Louisiana Senate lawmakers voted out a bill Tuesday that would stop a mega-lawsuit targeting South Louisiana pipeline operators for alleged damages to coastal wetlands that protect New Orleans and the surrounding area from storm surges.

Republican Sen. Robert Adley’s bill (SB 553), which is backed by Gov. Bobby Jindal, garnered a vote of 23-15 and is to be taken up by the House. It aims to turn back a lawsuit launched last year by the Southeast Louisiana Flood Protection Authority-East (SLFPA-E).

According to SLFPA-E, pipeline companies that cut thousands of miles of oil and gas canals, and laid pipelines through the state’s coastal lands, should repair a damaged environmental buffer zone that protects most of the greater New Orleans region from flooding.

Filed in state district court in Orleans Parish last summer, the lawsuit alleges that about 100 pipeline/energy company defendants, large and small, compromised the integrity of Louisiana’s coastal lands with activities tied to hundreds of wells and pipelines, heightening risks of hurricanes, storm surge and flooding (see Daily GPI, July 25, 2013).

Adley’s legislation targets the lawsuit on the grounds that SLFPA-E allegedly violated state rules when it hired lawyers on contingency fee contracts to pursue the litigation, an early energy industry criticism of the action.
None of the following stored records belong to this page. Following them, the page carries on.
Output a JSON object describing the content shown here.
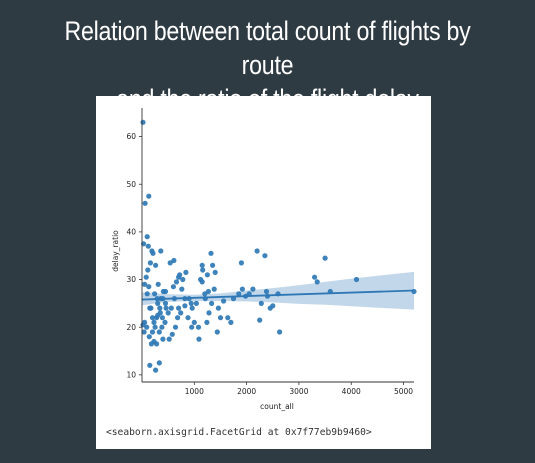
{
  "slide": {
    "title_line1": "Relation between total count of flights by route",
    "title_line2": "and the ratio of the flight delay"
  },
  "output": {
    "repr_text": "<seaborn.axisgrid.FacetGrid at 0x7f77eb9b9460>"
  },
  "chart_data": {
    "type": "scatter",
    "title": "",
    "xlabel": "count_all",
    "ylabel": "delay_ratio",
    "xlim": [
      0,
      5200
    ],
    "ylim": [
      8.5,
      66
    ],
    "xticks": [
      1000,
      2000,
      3000,
      4000,
      5000
    ],
    "xtick_labels": [
      "1000",
      "2000",
      "3000",
      "4000",
      "5000"
    ],
    "yticks": [
      10,
      20,
      30,
      40,
      50,
      60
    ],
    "ytick_labels": [
      "10",
      "20",
      "30",
      "40",
      "50",
      "60"
    ],
    "grid": false,
    "legend": false,
    "colors": {
      "points": "#2f78b5",
      "line": "#2f78b5",
      "band": "#aecbe3",
      "axis": "#333333"
    },
    "regression": {
      "x": [
        0,
        5200
      ],
      "y": [
        25.8,
        27.7
      ]
    },
    "confidence_band": {
      "x": [
        0,
        500,
        1000,
        1500,
        2000,
        2500,
        3000,
        3500,
        4000,
        4500,
        5200
      ],
      "upper": [
        27.3,
        26.9,
        26.8,
        27.1,
        27.7,
        28.2,
        28.8,
        29.5,
        30.2,
        30.8,
        31.6
      ],
      "lower": [
        24.6,
        25.3,
        25.5,
        25.5,
        25.4,
        25.2,
        24.9,
        24.7,
        24.4,
        24.1,
        23.7
      ]
    },
    "x": [
      20,
      60,
      110,
      160,
      210,
      260,
      310,
      360,
      410,
      30,
      80,
      130,
      190,
      240,
      290,
      340,
      390,
      450,
      50,
      100,
      150,
      200,
      250,
      300,
      350,
      400,
      460,
      40,
      90,
      140,
      180,
      230,
      280,
      330,
      380,
      440,
      500,
      560,
      620,
      680,
      740,
      520,
      580,
      640,
      700,
      760,
      820,
      880,
      940,
      1000,
      540,
      600,
      660,
      720,
      780,
      840,
      900,
      960,
      1040,
      1080,
      1120,
      1160,
      1200,
      1240,
      1280,
      1320,
      1380,
      1440,
      1500,
      1560,
      1640,
      1700,
      1090,
      1150,
      1210,
      1270,
      1330,
      1400,
      1460,
      1850,
      1920,
      1980,
      2050,
      2120,
      2200,
      2280,
      2380,
      2450,
      2600,
      2250,
      2350,
      2400,
      2500,
      3300,
      3350,
      3500,
      3600,
      4100,
      5200,
      20,
      50,
      100,
      120,
      150,
      260,
      330,
      200,
      280,
      400,
      170,
      2630,
      1250,
      1900,
      1750,
      820,
      450,
      700,
      360,
      610,
      130,
      230,
      950,
      1350,
      1150,
      300
    ],
    "y": [
      63,
      46,
      32,
      33.5,
      35.5,
      33,
      29,
      26,
      27.5,
      37.5,
      30.5,
      47.5,
      36,
      27,
      26,
      24,
      22,
      25,
      21,
      27,
      24,
      22,
      20,
      25,
      23,
      26,
      24,
      19,
      20,
      18,
      16.5,
      21,
      22,
      19,
      20,
      21,
      23,
      24,
      26,
      22,
      23,
      17.5,
      18.5,
      20,
      24,
      28,
      26,
      22,
      25,
      21,
      33.5,
      28.5,
      29.5,
      31,
      30,
      31.5,
      26,
      24,
      25,
      20,
      30,
      32,
      27,
      21,
      23,
      35.5,
      28,
      19,
      22,
      25.5,
      22,
      21,
      17.5,
      29.5,
      26,
      27.5,
      25,
      31.5,
      24,
      27,
      28,
      26.5,
      27,
      28,
      36,
      25,
      27.5,
      24,
      27,
      21.5,
      35,
      26.5,
      24.5,
      30.5,
      29.5,
      34.5,
      27.5,
      30,
      27.5,
      20.5,
      29,
      39,
      37,
      12,
      11,
      12.5,
      19,
      16.5,
      17.5,
      24,
      19,
      31,
      33.5,
      26,
      24.5,
      27.5,
      30.5,
      36,
      34,
      28.5,
      17,
      20,
      33,
      33,
      22.5
    ]
  }
}
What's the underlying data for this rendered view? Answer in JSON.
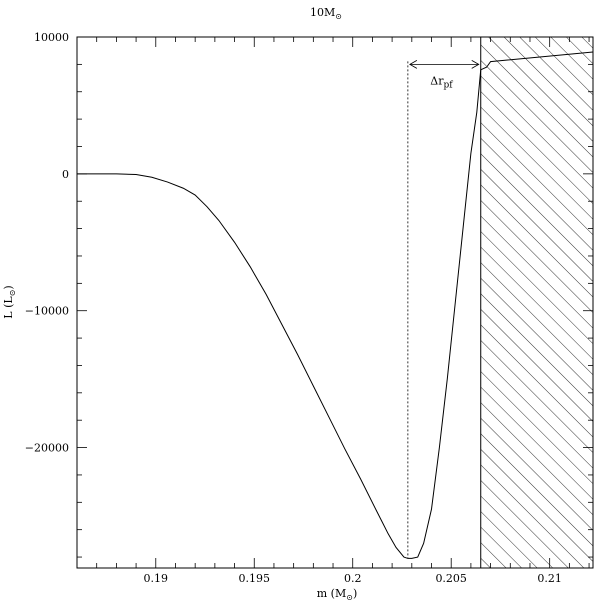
{
  "chart_data": {
    "type": "line",
    "title": "10M",
    "title_sub": "⊙",
    "xlabel_prefix": "m (M",
    "xlabel_sub": "⊙",
    "xlabel_suffix": ")",
    "ylabel_prefix": "L (L",
    "ylabel_sub": "⊙",
    "ylabel_suffix": ")",
    "xlim": [
      0.186,
      0.2122
    ],
    "ylim": [
      -28800,
      10000
    ],
    "xticks": [
      0.19,
      0.195,
      0.2,
      0.205,
      0.21
    ],
    "xtick_labels": [
      "0.19",
      "0.195",
      "0.2",
      "0.205",
      "0.21"
    ],
    "yticks": [
      -20000,
      -10000,
      0,
      10000
    ],
    "ytick_labels": [
      "−20000",
      "−10000",
      "0",
      "10000"
    ],
    "grid": false,
    "series": [
      {
        "x": [
          0.186,
          0.188,
          0.189,
          0.1898,
          0.1906,
          0.1914,
          0.192,
          0.1926,
          0.1932,
          0.194,
          0.1948,
          0.1956,
          0.1964,
          0.1972,
          0.198,
          0.1988,
          0.1996,
          0.2004,
          0.2012,
          0.2018,
          0.2022,
          0.2026,
          0.2028,
          0.203,
          0.2033,
          0.2036,
          0.204,
          0.2044,
          0.2048,
          0.2052,
          0.2056,
          0.206,
          0.2063,
          0.2065,
          0.2068,
          0.207,
          0.2122
        ],
        "y": [
          0,
          0,
          -50,
          -250,
          -600,
          -1050,
          -1550,
          -2400,
          -3400,
          -5000,
          -6800,
          -8800,
          -11000,
          -13200,
          -15500,
          -17800,
          -20100,
          -22300,
          -24600,
          -26300,
          -27300,
          -28000,
          -28100,
          -28100,
          -28000,
          -27000,
          -24500,
          -20000,
          -15000,
          -9500,
          -4000,
          1500,
          4500,
          7600,
          7800,
          8200,
          8900
        ]
      }
    ],
    "annotations": {
      "pf_marker_x": 0.2028,
      "boundary_x": 0.2065,
      "delta_label": "Δr",
      "delta_sub": "pf",
      "arrow_y": 8000
    }
  }
}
The bill would retroactively prohibit state flood protection authorities from hiring outside lawyers without the approval of the governor.

“This passage from the Senate is the first step in a series of bills that will slow down the onslaught of lawsuits that are camouflaged as coastal protection suits, but in actuality are merely money grabs,” said Louisiana Oil and Gas Association (LOGA) President Don Briggs in an editorial Wednesday.

Also under attack from the energy sector and sympathetic lawmakers are lawsuits filed by the parishes of Jefferson and Plaquemines over alleged damage caused to coastal wetlands by dredging and drilling. LOGA is opposing these lawsuits, too, as well as legacy lawsuits that the association and its members say continue to plague the energy industry and discourage development (see Daily GPI, March 31).

“Whether a coastal lawsuit such as the SLFPA-E has filed or a land-based legacy suit, the outcome is the same,” Briggs wrote. “Oil and gas operators are caught up in a litigious legal climate having to spend millions of dollars on legal fees and court costs when these dollars should be going back into the state’s economy for the production of our natural resources that benefit our entire nation.”